'TÜRKİYE, SEMPATİ TOPLAMAKTA YETERSİZ'
DW Türkçe'nin aktardığına göre büyük bir kısmında Türkiye'nin ele alındığı mülakatta Hahn, Türk-Alman gazeteci Deniz Yücel'in serbest bırakılmasının Türkiye'deki hukuk devleti sorunlarıyla ilgili kaygılarını değiştirmediğini söyledi. Binlerce insanın Türkiye'de, kısmen hakkında iddianame hazırlanmış olmaksızın tutuklu olmasına değinen Hahn, 'Türkiye'deki bu ciddi hukuk devleti eksikliklerine göz yumamayacaklarını' söyledi. Hahn, Türkiye'nin 'sempati toplama politikasının yetersiz' olduğunu kaydetti.
'ANAYASAYA GÖRE HUKUK DEVLETİ'
Türkiye'de siyasetin yargı üzerinde bir etkisi olduğunun aşikar olduğunu savunan Hahn, Türkiye'nin anayasaya göre bir hukuk devleti olduğunu ancak pratikte ciddi eksiklikler olduğunu vurguladı.
Ayrıca Hahn, AB tarafından birçok kez dile getirilen ancak Türkiye'nin şiddetle reddettiği 'üyelik müzakerelerine değil stratejik ortaklığa yoğunlaşalım' önerisini tekrar dile getirdi. Hahn, Türkiye ve AB'nin gelecek yıllarda Fransa Cumhurbaşkanı Emmanuel Macron'un da önerdiği üzere üyelik müzakerelerinden ziyade stratejik bir ortaklığa yoğunlaşması gerektiğini söyledi.
Bu şekilde iyi niyetle erişilebilecek ve karşılıklı ilişkilerde gerginlik yaratmayacak hedeflerin belirlenebileceğini kaydeden Hahn, ortaklık ilişkilerinde yeni bir perspektifin her iki tarafın da çıkarına olacağını söyledi. Hahn, söz konusu ortaklığın orta vadede AB-Türkiye Gümrük Birliği'nin hizmet ve diğer sektörlere genişletilmesinin müzakere edilmesini içerebileceğini söyledi.

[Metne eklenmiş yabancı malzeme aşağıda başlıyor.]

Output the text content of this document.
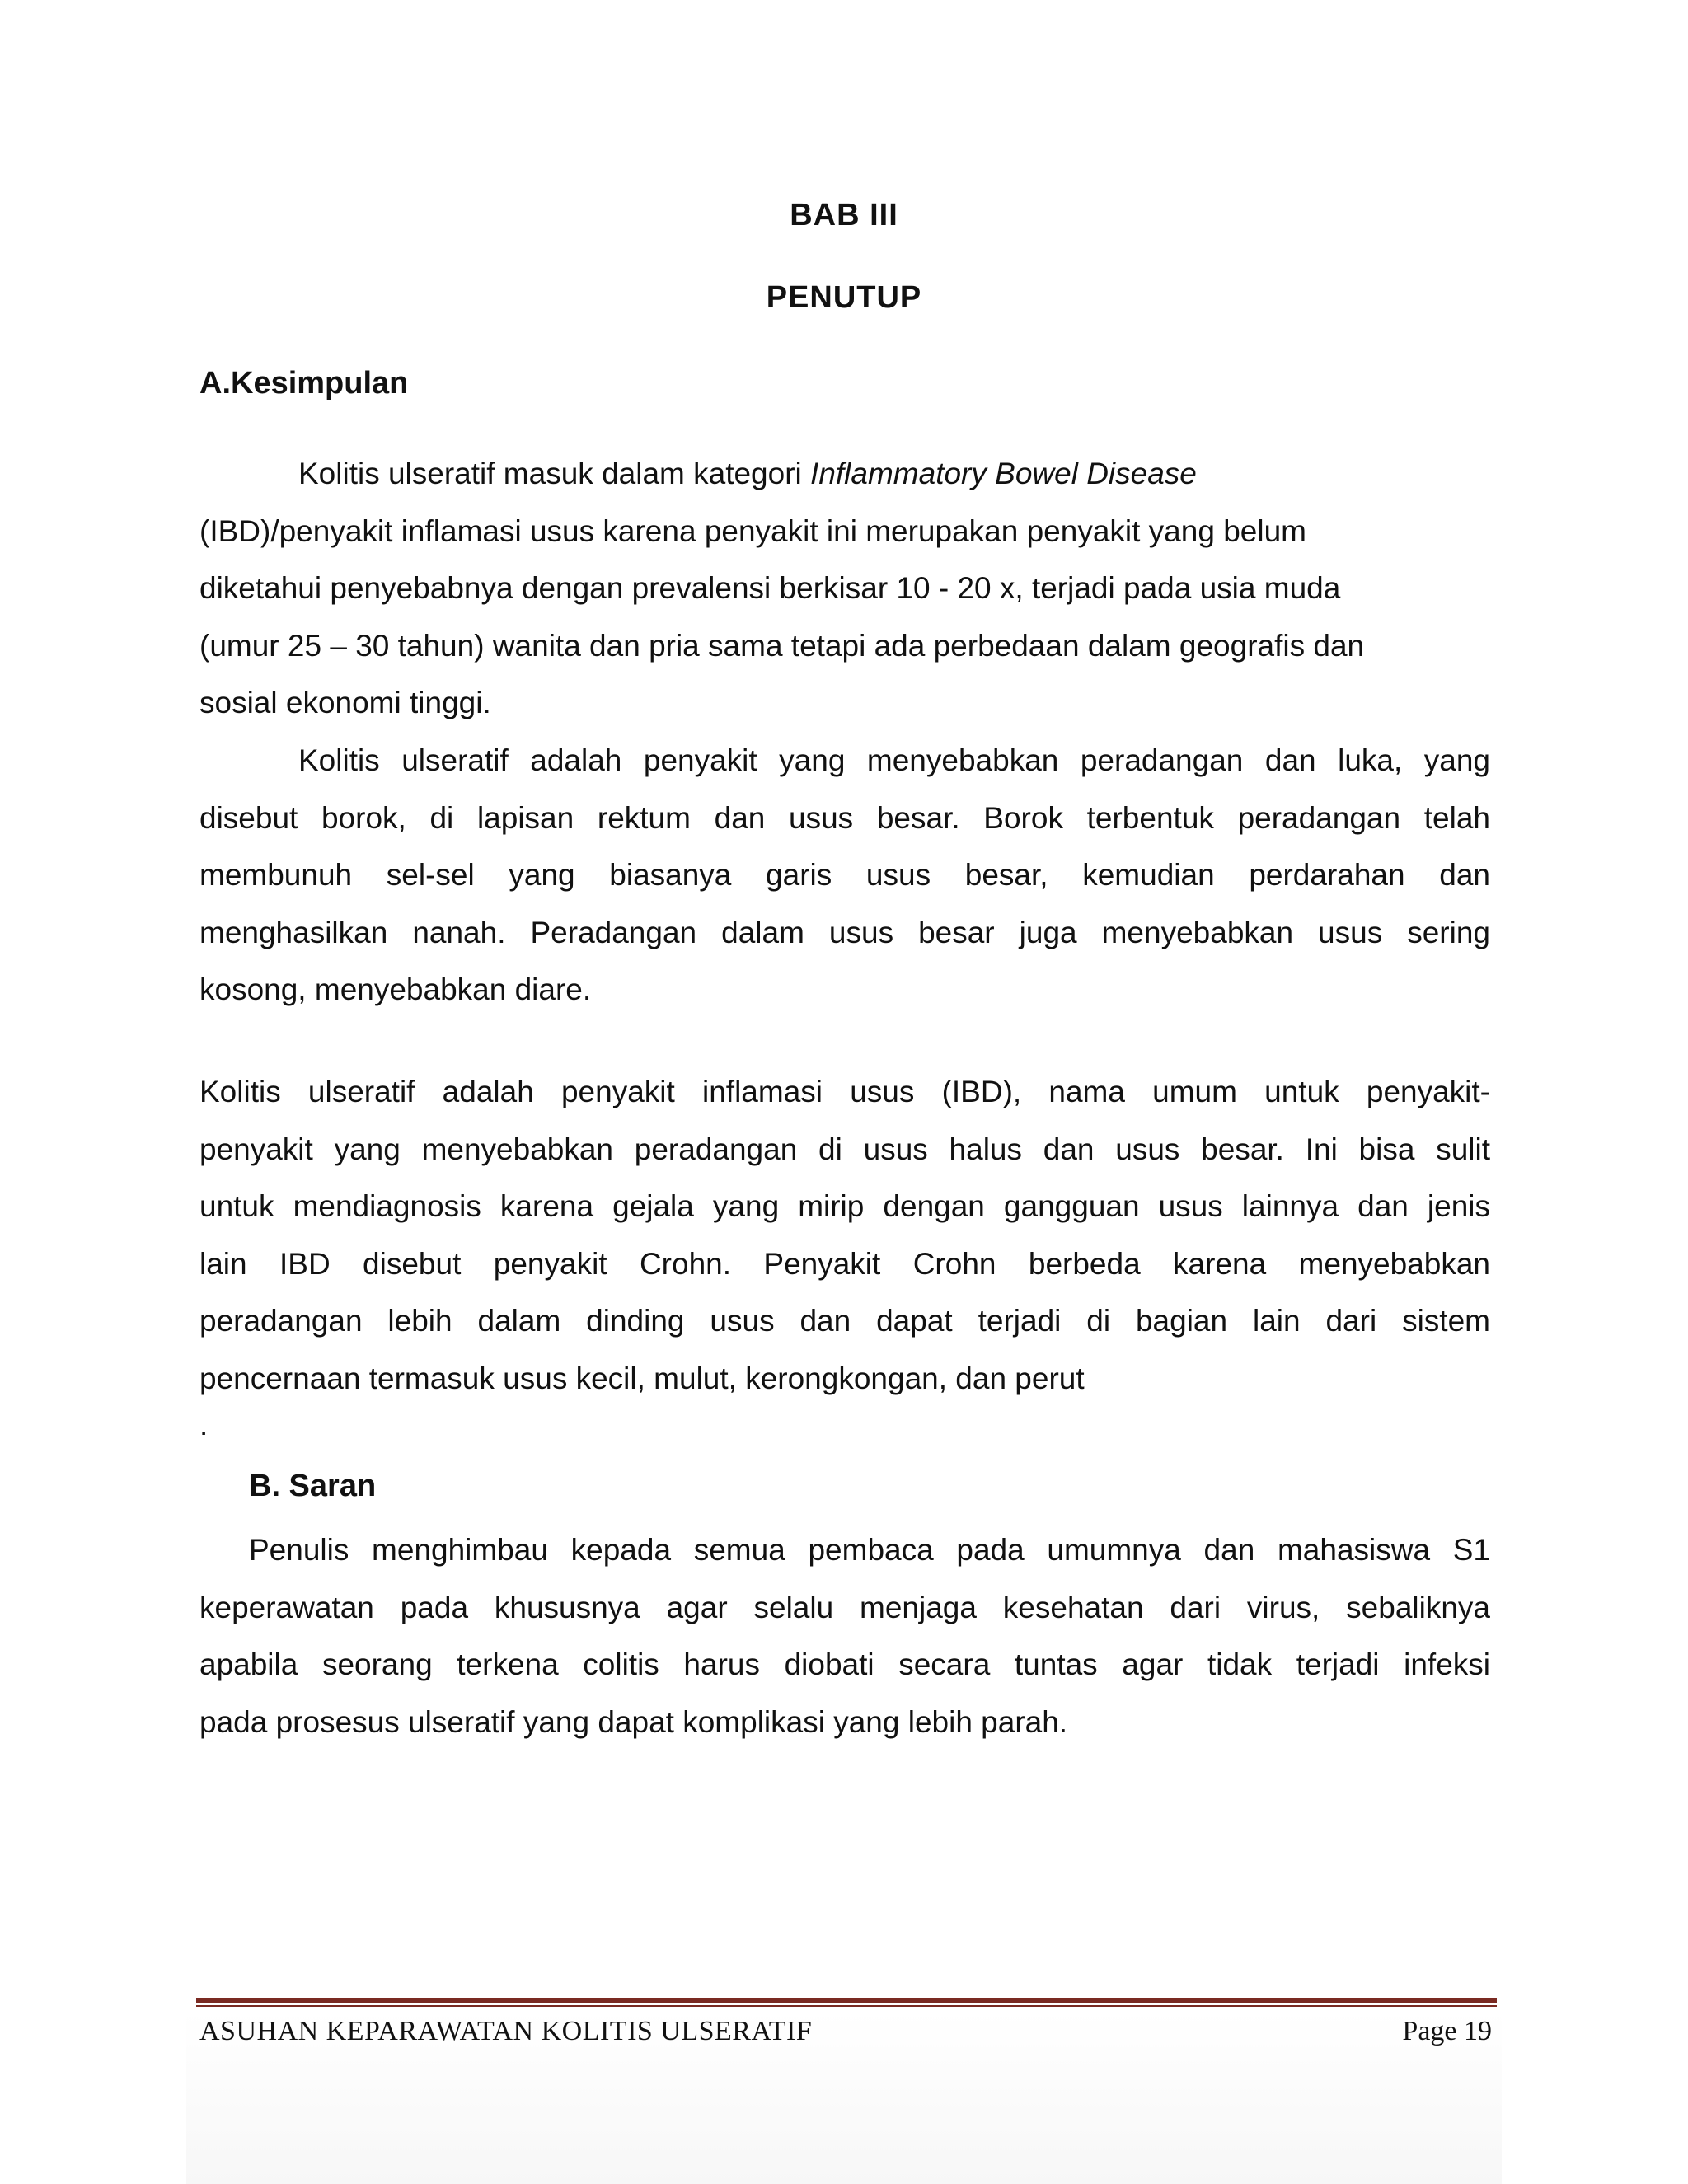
BAB III
PENUTUP
A.Kesimpulan
Kolitis ulseratif masuk dalam kategori Inflammatory Bowel Disease
(IBD)/penyakit inflamasi usus karena penyakit ini merupakan penyakit yang belum
diketahui penyebabnya dengan prevalensi berkisar 10 - 20 x, terjadi pada usia muda
(umur 25 – 30 tahun) wanita dan pria sama tetapi ada perbedaan dalam geografis dan
sosial ekonomi tinggi.
Kolitis ulseratif adalah penyakit yang menyebabkan peradangan dan luka, yang
disebut borok, di lapisan rektum dan usus besar. Borok terbentuk peradangan telah
membunuh sel-sel yang biasanya garis usus besar, kemudian perdarahan dan
menghasilkan nanah. Peradangan dalam usus besar juga menyebabkan usus sering
kosong, menyebabkan diare.
Kolitis ulseratif adalah penyakit inflamasi usus (IBD), nama umum untuk penyakit-
penyakit yang menyebabkan peradangan di usus halus dan usus besar. Ini bisa sulit
untuk mendiagnosis karena gejala yang mirip dengan gangguan usus lainnya dan jenis
lain IBD disebut penyakit Crohn. Penyakit Crohn berbeda karena menyebabkan
peradangan lebih dalam dinding usus dan dapat terjadi di bagian lain dari sistem
pencernaan termasuk usus kecil, mulut, kerongkongan, dan perut
.
B. Saran
Penulis menghimbau kepada semua pembaca pada umumnya dan mahasiswa S1
keperawatan pada khususnya agar selalu menjaga kesehatan dari virus, sebaliknya
apabila seorang terkena colitis harus diobati secara tuntas agar tidak terjadi infeksi
pada prosesus ulseratif yang dapat komplikasi yang lebih parah.
ASUHAN KEPARAWATAN KOLITIS ULSERATIF	Page 19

AB Komisyonu'nun nisanda yayınlayacağı Türkiye raporuyla ilgili olarak Hahn, "Eğer o zamana kadar köklü değişiklikler olmazsa, Türkiye'nin ülke raporu özellikle de hukuk devleti gelişmelerine ilişkin olarak eleştirel bir nitelik taşıyacak" dedi.
Brüksel'in Ankara'dan temel demokratik haklara saygılı olunmasını beklediğini aktaran Hahn, buna yargının bağımsızlığı, hukuk devleti ilkelerine bağlılık ve ifade özgürlüğünün de dahil olduğunu söyledi.